На диване в беспорядке валялись какие-то пушистые шкуры. Шитые нежными шелками подушки лежали тут же на полу.
Из кабинета доносился слабый, капризный голос Мохрова и усталый, но настойчивый голос доктора Броскина.
Я вошел в кабинет.
Олимпан лежал на диване, с мокрым полотенцем на голове. Меня поразила красота его головы в этом белом тюрбане, оттенявшем смуглую его кожу. Губы его были налиты кровью, большие синие глаза его выражали тупое отчаяние; он был бледен, с оттенком празелени на щеках и висках. Тонкопалая рука его была холодна и слаба.
Окна были открыты настежь. В них виден был канал, и слышался мелодичный стук сухих березовых поленьев, перебрасываемых с баржи на мостовую.
— Здравствуй! — сказал я как ни в чем не бывало. — Я ехал мимо, увидел свет в подъезде и заехал к тебе. Думал, гости.
— Напрасная ложь, — перебил меня Олимпан слабым голосом, — лгать можно, но так, как Уайльд. А ты лжешь хуже всякого Распе.
— Кто это Распе? — спросил доктор.
— Автор «Барона Мюнхгаузена».
— Ну, и это неплохая марка! — засмеялся я. — Скажи, как ты себя чувствуешь?
— Я рад, что ты приехал, хоть ты, может быть, и проклинал звонок, которым тебя разбудил доктор. Садись.
Я сел у дивана в кресло, которое мне уступил доктор.
Расспрашивать Олимпана я не хотел. Я знал, что если он в болтливом настроении, то он расскажет больше, чем хочет; а если он одержим мрачной немотой, то никакими силами не вырвешь из него слова. Итак, я сел и ждал. Доктор стоял у окна, любуясь каналом и прислушиваясь к музыке поленьев.

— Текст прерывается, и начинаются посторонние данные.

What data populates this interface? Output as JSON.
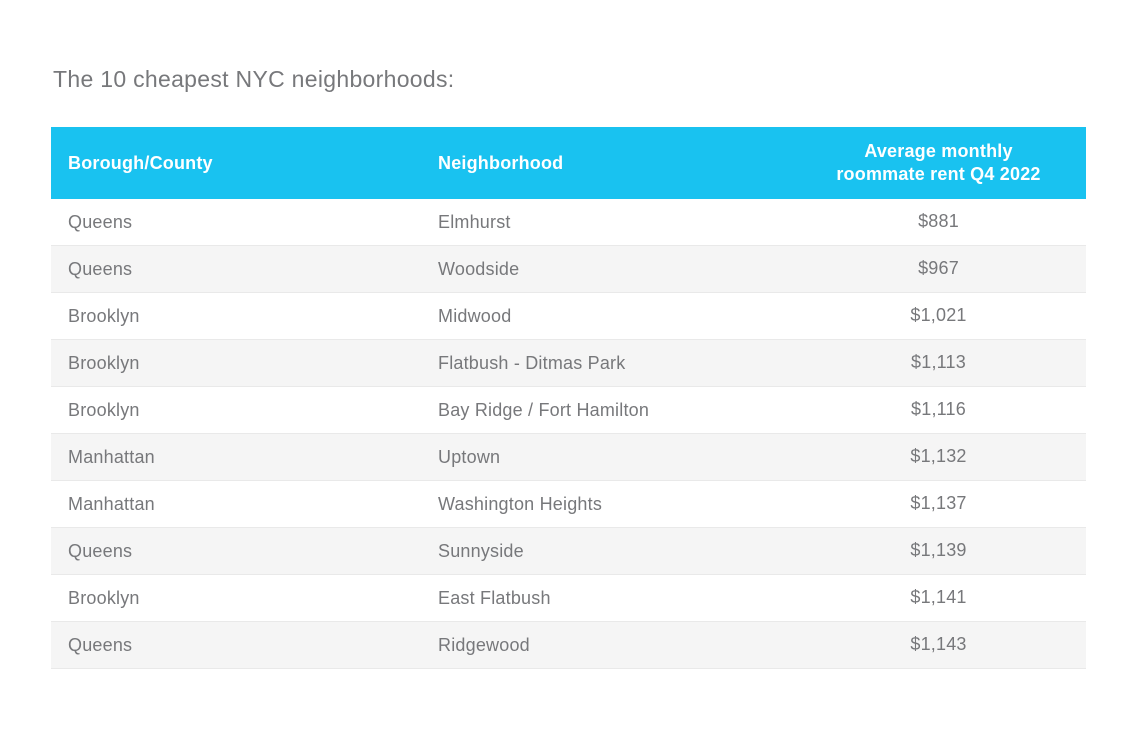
{
  "title": "The 10 cheapest NYC neighborhoods:",
  "colors": {
    "header_background": "#19c2f0",
    "header_text": "#ffffff",
    "row_background": "#ffffff",
    "row_alt_background": "#f5f5f5",
    "row_border": "#e9e9e9",
    "text": "#77787b",
    "page_background": "#ffffff"
  },
  "table": {
    "columns": {
      "borough": "Borough/County",
      "neighborhood": "Neighborhood",
      "rent_line1": "Average monthly",
      "rent_line2": "roommate rent Q4 2022"
    },
    "rows": [
      {
        "borough": "Queens",
        "neighborhood": "Elmhurst",
        "rent": "$881"
      },
      {
        "borough": "Queens",
        "neighborhood": "Woodside",
        "rent": "$967"
      },
      {
        "borough": "Brooklyn",
        "neighborhood": "Midwood",
        "rent": "$1,021"
      },
      {
        "borough": "Brooklyn",
        "neighborhood": "Flatbush - Ditmas Park",
        "rent": "$1,113"
      },
      {
        "borough": "Brooklyn",
        "neighborhood": "Bay Ridge / Fort Hamilton",
        "rent": "$1,116"
      },
      {
        "borough": "Manhattan",
        "neighborhood": "Uptown",
        "rent": "$1,132"
      },
      {
        "borough": "Manhattan",
        "neighborhood": "Washington Heights",
        "rent": "$1,137"
      },
      {
        "borough": "Queens",
        "neighborhood": "Sunnyside",
        "rent": "$1,139"
      },
      {
        "borough": "Brooklyn",
        "neighborhood": "East Flatbush",
        "rent": "$1,141"
      },
      {
        "borough": "Queens",
        "neighborhood": "Ridgewood",
        "rent": "$1,143"
      }
    ]
  },
  "chart_data": {
    "type": "table",
    "title": "The 10 cheapest NYC neighborhoods:",
    "columns": [
      "Borough/County",
      "Neighborhood",
      "Average monthly roommate rent Q4 2022"
    ],
    "rows": [
      [
        "Queens",
        "Elmhurst",
        881
      ],
      [
        "Queens",
        "Woodside",
        967
      ],
      [
        "Brooklyn",
        "Midwood",
        1021
      ],
      [
        "Brooklyn",
        "Flatbush - Ditmas Park",
        1113
      ],
      [
        "Brooklyn",
        "Bay Ridge / Fort Hamilton",
        1116
      ],
      [
        "Manhattan",
        "Uptown",
        1132
      ],
      [
        "Manhattan",
        "Washington Heights",
        1137
      ],
      [
        "Queens",
        "Sunnyside",
        1139
      ],
      [
        "Brooklyn",
        "East Flatbush",
        1141
      ],
      [
        "Queens",
        "Ridgewood",
        1143
      ]
    ],
    "units": "USD per month",
    "legend_position": "none",
    "grid": false
  }
}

Стук дров что-то напоминал Олимпану.
Лицо его вдруг оживилось.
— Да! — воскликнул он, — это был удивительный оркестр. Мы неслись в Млечном Пути, в тесноте, в ослепительном свете. Нас окружали звезды из тончайшего стекла. Они все звенели. А когда мы нечаянно задевали одну из них, она лопалась с мелодичным громом и осыпала нас горящими осколками. Со мной была женщина в голубой шляпе. Я держал ее за руку, и это было сильней и жарче самой необузданной страсти. У нее были золотые волосы, она была прекрасна… У нее были огненные волосы, но я не могу вспомнить, кто она. Я никогда раньше ее не знал. Она была такая же стеклянная, как звезды, ее тело светилось изнутри, сквозь одежду, желто-розовым светом. Я держал ее за руку, за стеклянные пальчики. Мы неслись между звезд, и я тоже был стеклянный… Но я что-то забываю… что-то ускользает от меня. Доктор, вы здесь?
Броскин быстро подошел к Олимпану, взял пульс.
— Вы теперь, вероятно, уснете? — сказал он.
— Да, теперь я усну, — ответил устало Олимпан и протянул мне руку: Спасибо, что ты пришел. Ты умеешь слушать. Я теперь усну.
Глаза его закрылись, рука упала.
Через минуту он спал крепким сном.
Доктор закрыл и задернул занавесками окна, и мы тихо вышли из комнаты.